"Aber Geld hat er! Einen Batzen Geld!" erwiderte Michael darauf. Und der Bauer nickte: "Das mein' ich eben auch!"
Nachdem sie das Notariat verlassen hatten, lag auf Michaels Gesicht eine freudig erregte Farbe. Er lud den Reinalther sogar zu einem richtigen Schmaus ein und der wurde nach dem zweiten Krug schon gesprächig.

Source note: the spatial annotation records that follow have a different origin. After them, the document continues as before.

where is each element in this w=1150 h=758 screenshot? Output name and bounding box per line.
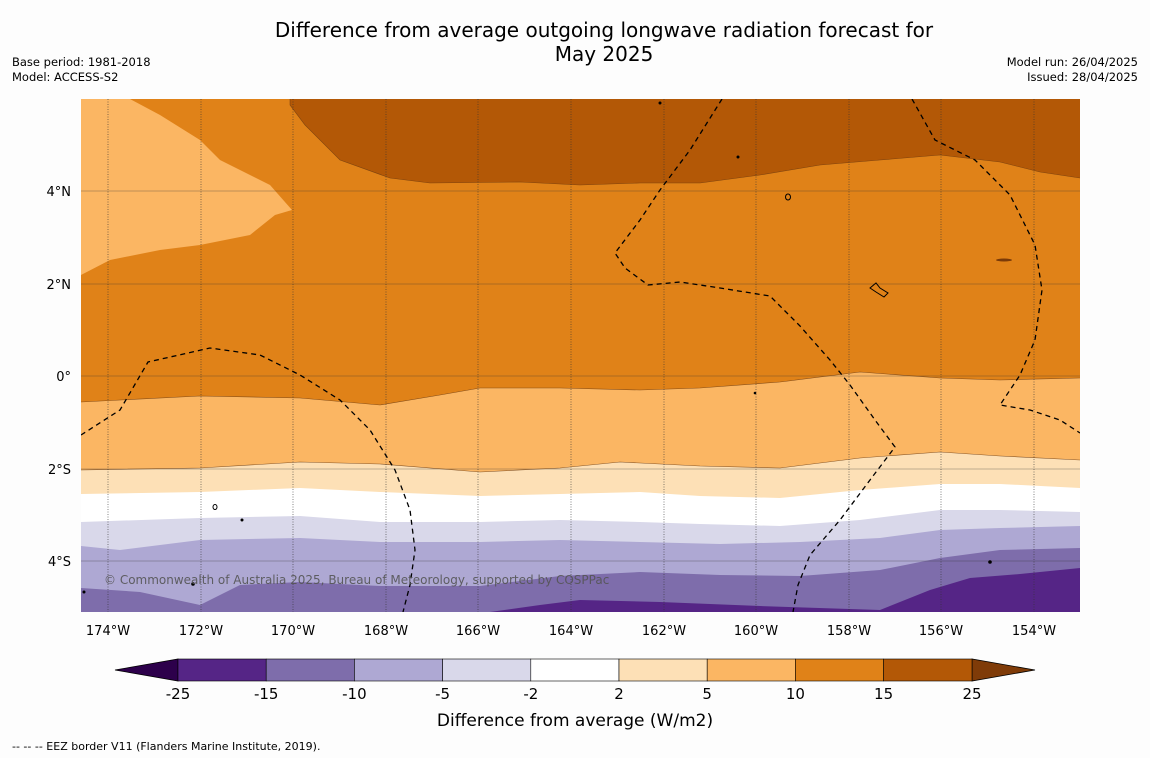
lon-tick: 174°W [86,624,130,639]
contour-lines [81,99,1080,473]
issued-date: Issued: 28/04/2025 [1027,70,1138,84]
lon-tick: 162°W [642,624,686,639]
colorbar-swatch [795,658,884,682]
colorbar-swatch [618,658,708,682]
colorbar-label: -10 [342,685,367,703]
colorbar-label: -2 [523,685,538,703]
colorbar-label: 10 [786,685,805,703]
lon-tick: 160°W [734,624,778,639]
metadata-right: Model run: 26/04/2025 Issued: 28/04/2025 [1007,55,1138,85]
lon-tick: 154°W [1012,624,1056,639]
lon-tick: 172°W [179,624,223,639]
colorbar-label: 25 [962,685,981,703]
colorbar-swatch [354,658,443,682]
model-run: Model run: 26/04/2025 [1006,55,1138,69]
colorbar-label: -15 [254,685,279,703]
lat-tick: 4°N [47,185,72,200]
colorbar-over-arrow [971,658,1036,682]
colorbar-label: 5 [702,685,712,703]
colorbar-label: 2 [614,685,624,703]
lon-tick: 158°W [827,624,871,639]
field-5-10-north [81,99,292,275]
title-line-1: Difference from average outgoing longwav… [274,18,934,42]
chart-title: Difference from average outgoing longwav… [200,18,1008,66]
eez-borders [81,99,1080,612]
colorbar-label: -25 [166,685,191,703]
islands [82,101,1012,594]
grid-lon [107,99,1035,612]
field-minus-15-10 [81,548,1080,612]
lat-tick: 2°N [47,278,72,293]
title-line-2: May 2025 [554,42,654,66]
colorbar-under-arrow [114,658,179,682]
base-period: Base period: 1981-2018 [12,55,151,69]
map-area: © Commonwealth of Australia 2025, Bureau… [81,99,1080,612]
colorbar-title: Difference from average (W/m2) [437,711,713,731]
copyright-text: © Commonwealth of Australia 2025, Bureau… [104,573,609,587]
colorbar-swatch [530,658,620,682]
field-minus-25-15 [490,568,1080,612]
model-name: Model: ACCESS-S2 [12,70,119,84]
lon-tick: 156°W [919,624,963,639]
lat-tick: 4°S [48,555,71,570]
eez-footnote: -- -- -- EEZ border V11 (Flanders Marine… [12,740,321,753]
lon-tick: 170°W [271,624,315,639]
grid-lat [81,190,1080,562]
colorbar-swatch [442,658,532,682]
lon-tick: 164°W [549,624,593,639]
colorbar-label: 15 [874,685,893,703]
lat-tick-labels: 4°N 2°N 0° 2°S 4°S [47,185,72,570]
colorbar-swatch [177,658,267,682]
colorbar: -25 -15 -10 -5 -2 2 5 10 15 25 Differenc… [114,658,1036,731]
colorbar-swatch [706,658,796,682]
lon-tick: 168°W [364,624,408,639]
field-15-25 [290,99,1080,185]
colorbar-swatch [265,658,355,682]
colorbar-label: -5 [435,685,450,703]
metadata-left: Base period: 1981-2018 Model: ACCESS-S2 [12,55,151,85]
lat-tick: 2°S [48,463,71,478]
lon-tick: 166°W [456,624,500,639]
lat-tick: 0° [56,370,71,385]
colorbar-swatch [883,658,973,682]
lon-tick-labels: 174°W 172°W 170°W 168°W 166°W 164°W 162°… [86,624,1056,639]
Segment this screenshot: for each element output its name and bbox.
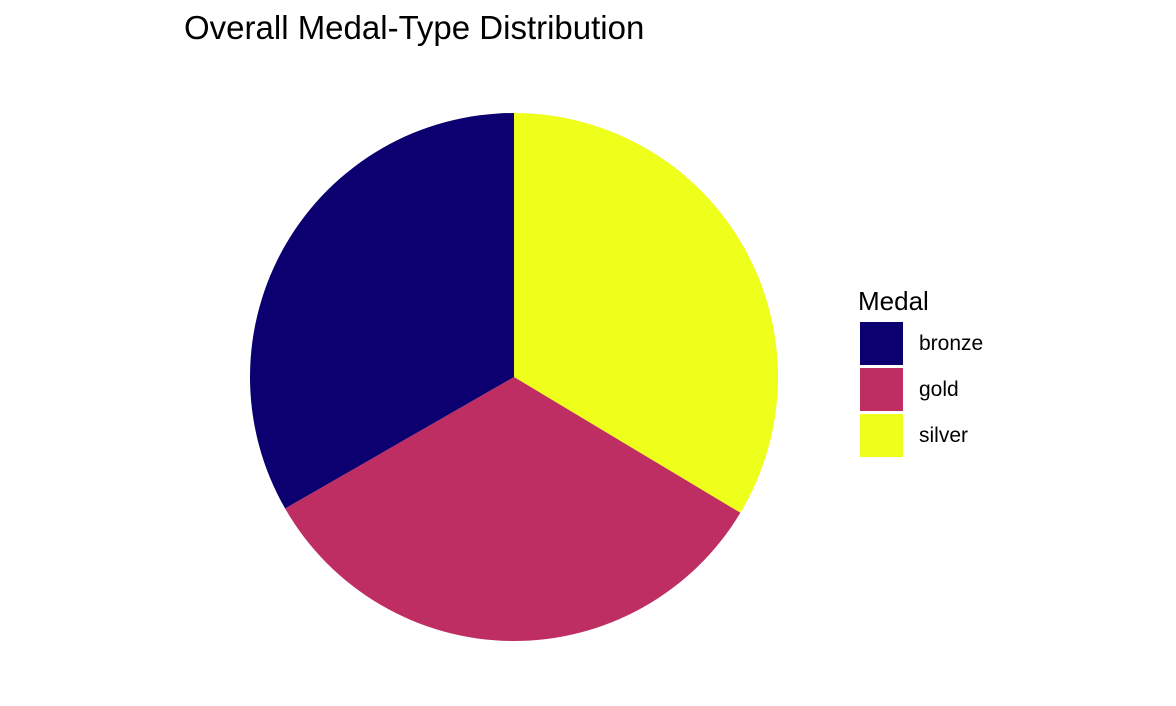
legend-item-bronze: bronze	[858, 322, 1078, 368]
legend-item-gold: gold	[858, 368, 1078, 414]
legend-swatch-gold	[860, 368, 903, 411]
legend-label-bronze: bronze	[919, 332, 984, 355]
pie-slice-silver	[514, 113, 778, 513]
legend-title: Medal	[858, 286, 929, 316]
pie-slice-bronze	[250, 113, 514, 509]
chart-title: Overall Medal-Type Distribution	[184, 9, 645, 46]
legend: Medal bronze gold silver	[858, 284, 1078, 460]
legend-swatch-bronze	[860, 322, 903, 365]
legend-item-silver: silver	[858, 414, 1078, 460]
legend-swatch-silver	[860, 414, 903, 457]
pie-slice-gold	[285, 377, 741, 641]
legend-label-gold: gold	[919, 378, 959, 401]
legend-label-silver: silver	[919, 424, 969, 447]
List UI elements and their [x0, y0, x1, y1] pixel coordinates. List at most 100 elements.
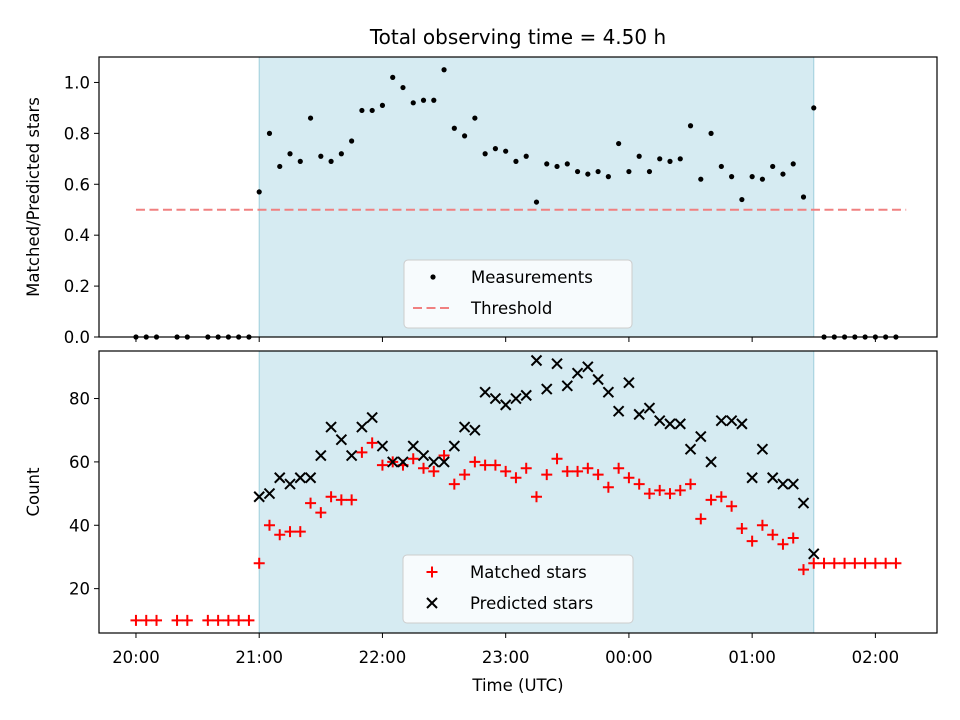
data-point: [523, 153, 529, 159]
y-axis-label: Matched/Predicted stars: [24, 97, 43, 297]
matched-point: [510, 472, 522, 484]
matched-point: [880, 557, 892, 569]
predicted-point: [510, 392, 522, 405]
axes-frame: [98, 56, 938, 338]
data-point: [513, 158, 519, 164]
y-tick-label: 60: [69, 453, 90, 472]
matched-point: [654, 484, 666, 496]
data-point: [400, 84, 406, 91]
matched-point: [171, 614, 183, 626]
legend-label: Measurements: [471, 268, 593, 287]
matched-point: [582, 462, 594, 474]
predicted-point: [479, 386, 491, 398]
data-point: [800, 194, 807, 200]
data-point: [574, 168, 581, 175]
matched-point: [797, 564, 809, 576]
matched-point: [613, 462, 625, 474]
matched-point: [253, 557, 265, 569]
predicted-point: [705, 456, 717, 468]
matched-point: [407, 453, 419, 465]
data-point: [729, 174, 735, 180]
data-point: [256, 189, 262, 195]
axes-frame: [98, 350, 938, 634]
matched-point: [695, 513, 707, 525]
matched-point: [489, 459, 501, 471]
data-point: [503, 148, 509, 154]
matched-point: [366, 437, 378, 449]
legend-label: Threshold: [470, 299, 552, 318]
matched-point: [294, 526, 306, 538]
matched-point: [551, 453, 563, 465]
predicted-point: [766, 472, 779, 484]
chart-title: Total observing time = 4.50 h: [369, 25, 666, 49]
data-point: [492, 146, 499, 152]
data-point: [349, 138, 355, 144]
matched-point: [685, 478, 697, 490]
data-point: [451, 125, 457, 131]
predicted-point: [674, 418, 686, 430]
predicted-point: [315, 449, 327, 462]
predicted-point: [253, 491, 265, 503]
predicted-point: [715, 415, 728, 427]
matched-point: [479, 459, 491, 471]
matched-point: [233, 614, 245, 626]
data-point: [441, 67, 447, 73]
data-point: [554, 163, 560, 170]
matched-point: [325, 491, 337, 503]
matched-point: [140, 614, 152, 626]
data-point: [759, 176, 766, 182]
legend-marker-matched: [426, 566, 438, 578]
data-point: [266, 130, 273, 136]
predicted-point: [695, 430, 707, 443]
matched-point: [623, 472, 635, 484]
data-point: [277, 163, 283, 170]
matched-point: [869, 557, 881, 569]
matched-point: [500, 465, 512, 477]
data-point: [533, 199, 540, 205]
matched-point: [787, 532, 799, 544]
predicted-point: [654, 415, 666, 427]
predicted-point: [633, 408, 645, 421]
y-axis-label: Count: [24, 467, 43, 517]
matched-point: [346, 494, 358, 506]
y-tick-label: 20: [69, 580, 90, 599]
data-point: [318, 153, 324, 159]
predicted-point: [469, 424, 481, 436]
data-point: [390, 74, 396, 80]
matched-point: [674, 484, 686, 496]
y-tick-label: 0.6: [64, 175, 90, 194]
predicted-point: [623, 376, 635, 389]
predicted-point: [520, 389, 532, 402]
predicted-point: [571, 367, 584, 379]
data-point: [307, 115, 314, 121]
predicted-point: [376, 440, 389, 452]
matched-point: [335, 494, 347, 506]
matched-point: [181, 614, 193, 626]
matched-point: [428, 465, 440, 477]
data-point: [410, 100, 416, 106]
data-point: [544, 161, 550, 167]
data-point: [585, 171, 591, 177]
predicted-point: [602, 386, 615, 398]
legend-label: Predicted stars: [470, 594, 593, 613]
matched-point: [130, 614, 142, 626]
predicted-point: [541, 383, 553, 395]
predicted-point: [736, 418, 748, 430]
matched-point: [756, 519, 768, 531]
data-point: [770, 163, 776, 170]
predicted-point: [582, 361, 594, 373]
data-point: [359, 107, 365, 114]
data-point: [790, 161, 796, 167]
matched-point: [828, 557, 840, 569]
data-point: [718, 163, 724, 170]
predicted-point: [428, 456, 440, 468]
predicted-point: [777, 478, 789, 490]
data-point: [338, 151, 344, 157]
y-tick-label: 1.0: [64, 73, 90, 92]
predicted-point: [345, 449, 358, 462]
x-tick-label: 00:00: [605, 648, 653, 667]
predicted-point: [448, 440, 461, 452]
matched-point: [767, 529, 779, 541]
data-point: [626, 168, 632, 175]
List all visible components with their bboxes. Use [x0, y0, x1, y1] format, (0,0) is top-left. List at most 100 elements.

"Wären noch andere im Dorf, die ihr Zeug anbringen möchten, sag ich dir, Michl, brauchst dich bloß dranmachen," schwatzte er vertraulich über den Tisch.
"Brauchen bloß kommen,—alle nimm' ich!" gab ihm Michael zurück.
Über Reinalthers Gesicht huschte eine wohlige Röte. Offen und richtig freundschaftlich betrachtete er seinen ehemaligen Knecht.
"Weiß dich noch, wie'st mein Knecht warst, Michl," erzählte er, "hätt'st dir auch den Buckl krumm gearbeit', wenn dein Amerikaner nicht ins Gras 'bissen hätt'!"
Und Michael nickte und schloß mit einem: "Jaja, so ist's auf der Welt hie und da!" Dann fuhren sie wieder ins Dorf zurück.
Der Reinalther durfte in seinem Haus bleiben und saß von jetzt ab Tag für Tag beim Simon Lechl in der Wirtsstube. Oft kam er angeheitert nach Hause. Dann brummte sein Weib: "Wirst noch grad so wie der ersoffene Jürgert."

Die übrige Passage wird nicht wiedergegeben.